Trump Turnberry (Ailsa)

One of the finest links in the world, the Ailsa Course at Trump Turnberry is a spectacular and challenging place to play. It sits on the Ayrshire coast, just north of Girvan, overlooking Ailsa Craig and the Isle of Arran. Acclaimed golf course architect Martin Ebert has carried out a number of course upgrades in recent years, including an extensive reworking of the ninth, tenth and eleventh holes, with jaw-dropping results. The best players in the world all rave about the Ailsa. Go and find out why.


The host venue for the inaugural Open Championship in 1860 - and 24 editions of the event in all – Prestwick is a ‘must’ for any golfer. A traditional links in every sense, it is fun from start to finish. The opening hole is one of the most nerve-wracking in the game, whilst the 17th (originally the second) is the oldest existing hole in championship golf. You’ll love it.

Royal Troon

Yet another Open Championship host venue, Royal Troon has staged the battle for the Claret Jug on nine occasions and will next do so in 2024. If you want to play authentic links golf, the way the game was intended to be played, this is the course for you.
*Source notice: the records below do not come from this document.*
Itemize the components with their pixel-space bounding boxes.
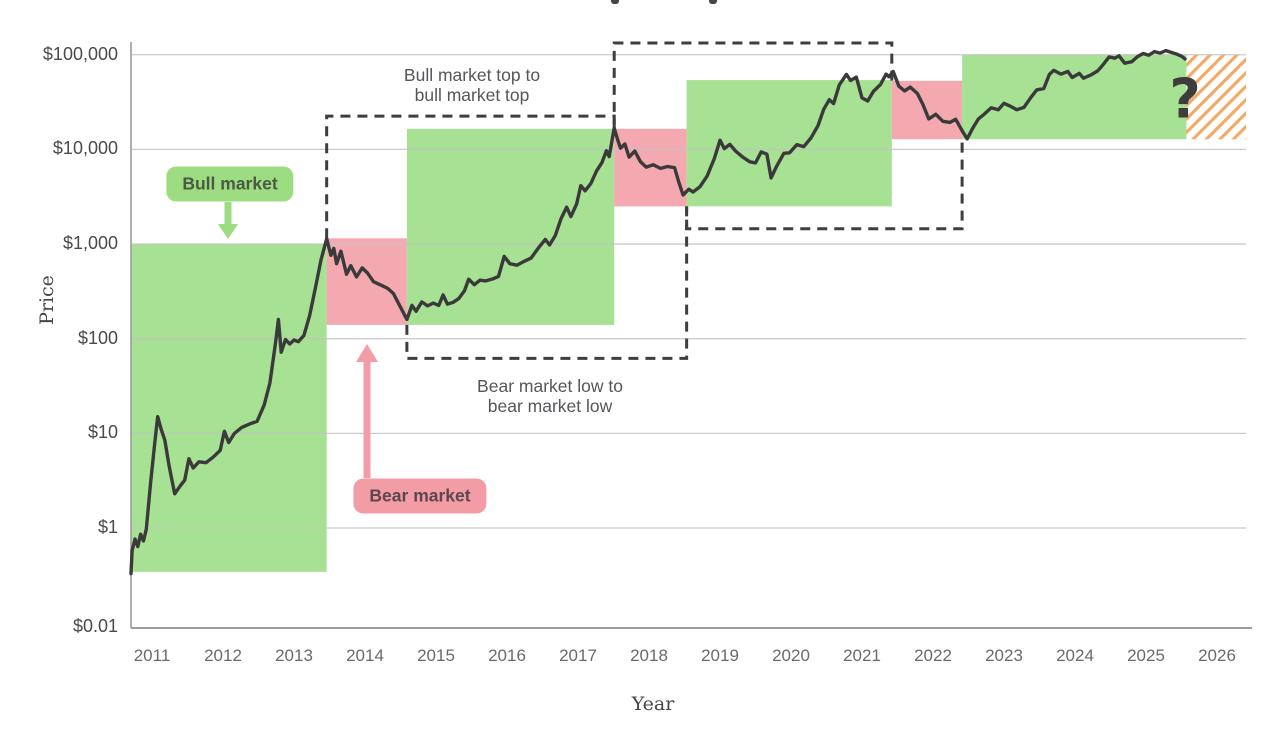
x-axis-title: Year: [631, 693, 675, 715]
future-question-mark: ?: [1169, 67, 1201, 131]
bull-arrow-down-icon: [218, 202, 238, 239]
x-tick-label: 2014: [346, 646, 384, 665]
y-tick-label: $10: [87, 422, 118, 443]
x-tick-label: 2016: [488, 646, 526, 665]
bull-market-callout: Bull market: [166, 166, 294, 202]
x-tick-label: 2021: [843, 646, 881, 665]
y-tick-label: $100: [77, 327, 118, 348]
x-tick-label: 2019: [701, 646, 739, 665]
x-tick-label: 2018: [630, 646, 668, 665]
bear-market-box: [326, 238, 407, 325]
bull-top-label-line2: bull market top: [414, 85, 530, 105]
x-tick-label: 2026: [1198, 646, 1236, 665]
x-tick-label: 2024: [1056, 646, 1094, 665]
x-tick-label: 2017: [559, 646, 597, 665]
x-tick-label: 2022: [914, 646, 952, 665]
bull-market-box: [962, 54, 1187, 140]
x-tick-label: 2013: [275, 646, 313, 665]
bear-low-to-bear-low-bracket: [405, 206, 689, 360]
y-tick-label: $1,000: [62, 233, 118, 254]
bull-market-box: [131, 244, 327, 572]
bear-low-label-line2: bear market low: [487, 396, 613, 416]
bull-top-to-bull-top-2-bracket: [612, 41, 894, 129]
bear-market-callout: Bear market: [353, 478, 487, 514]
cropped-title-remnant: [709, 0, 717, 4]
price-line: [129, 48, 1187, 576]
y-tick-label: $1: [97, 517, 118, 537]
bear-low-label-line1: Bear market low to: [477, 376, 623, 396]
x-tick-label: 2023: [985, 646, 1023, 665]
x-tick-label: 2020: [772, 646, 810, 665]
future-hatched-box: [1186, 54, 1246, 140]
bull-market-box: [406, 128, 615, 325]
cropped-title-remnant: [611, 0, 619, 4]
x-tick-label: 2012: [204, 646, 242, 665]
bull-top-label-line1: Bull market top to: [403, 65, 541, 85]
x-tick-label: 2011: [133, 646, 171, 665]
bear-low-to-bear-low-2-bracket: [685, 139, 964, 231]
bull-top-to-bull-top-label: Bull market top to bull market top: [404, 65, 540, 105]
bear-arrow-up-icon: [356, 344, 378, 478]
y-tick-label: $10,000: [52, 138, 118, 159]
y-tick-label: $0.01: [72, 616, 118, 636]
x-tick-label: 2015: [417, 646, 455, 665]
x-tick-label: 2025: [1127, 646, 1165, 665]
y-tick-label: $100,000: [42, 43, 118, 64]
bear-low-to-bear-low-label: Bear market low to bear market low: [477, 376, 623, 416]
y-axis-title: Price: [36, 275, 58, 325]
The short par-3 – the ‘Postage Stamp’ – enjoys most of the headlines but, in truth, there isn’t a single hole that disappoints. It’s a complete and thorough test, particularly when the wind whips up and cuts across the course.


Situated by the village of Southend on the south coast of the Kintyre Peninsula, Dunaverty is one of Scotland’s most criminally underrated courses. Spectacular views of Sanda Island to the south, Ailsa Craig and Ayrshire to the east and Northern Ireland to the south west complement a links that is absolutely brimming with charm and personality. If it doesn’t immediately jump into your top-10 favourite courses, we’ll be stunned.

The Machrie

Revitalised following a recent redesign, The Machrie is one of Scotland’s best-kept secrets – although maybe not for much longer! You’ll find it on the Isle of Islay, easily accessible by either sea or air just off the west coast of Scotland. The course is, in fact, just a five-minute drive from the airport and is a bona fide links in every conceivable sense. The on-site hotel has also been renovated and makes a tremendous base to explore a truly charming island. Whisky-lovers will particularly enjoy it, with nine working distilleries currently there and another two in development. Golf and whisky – what could be better?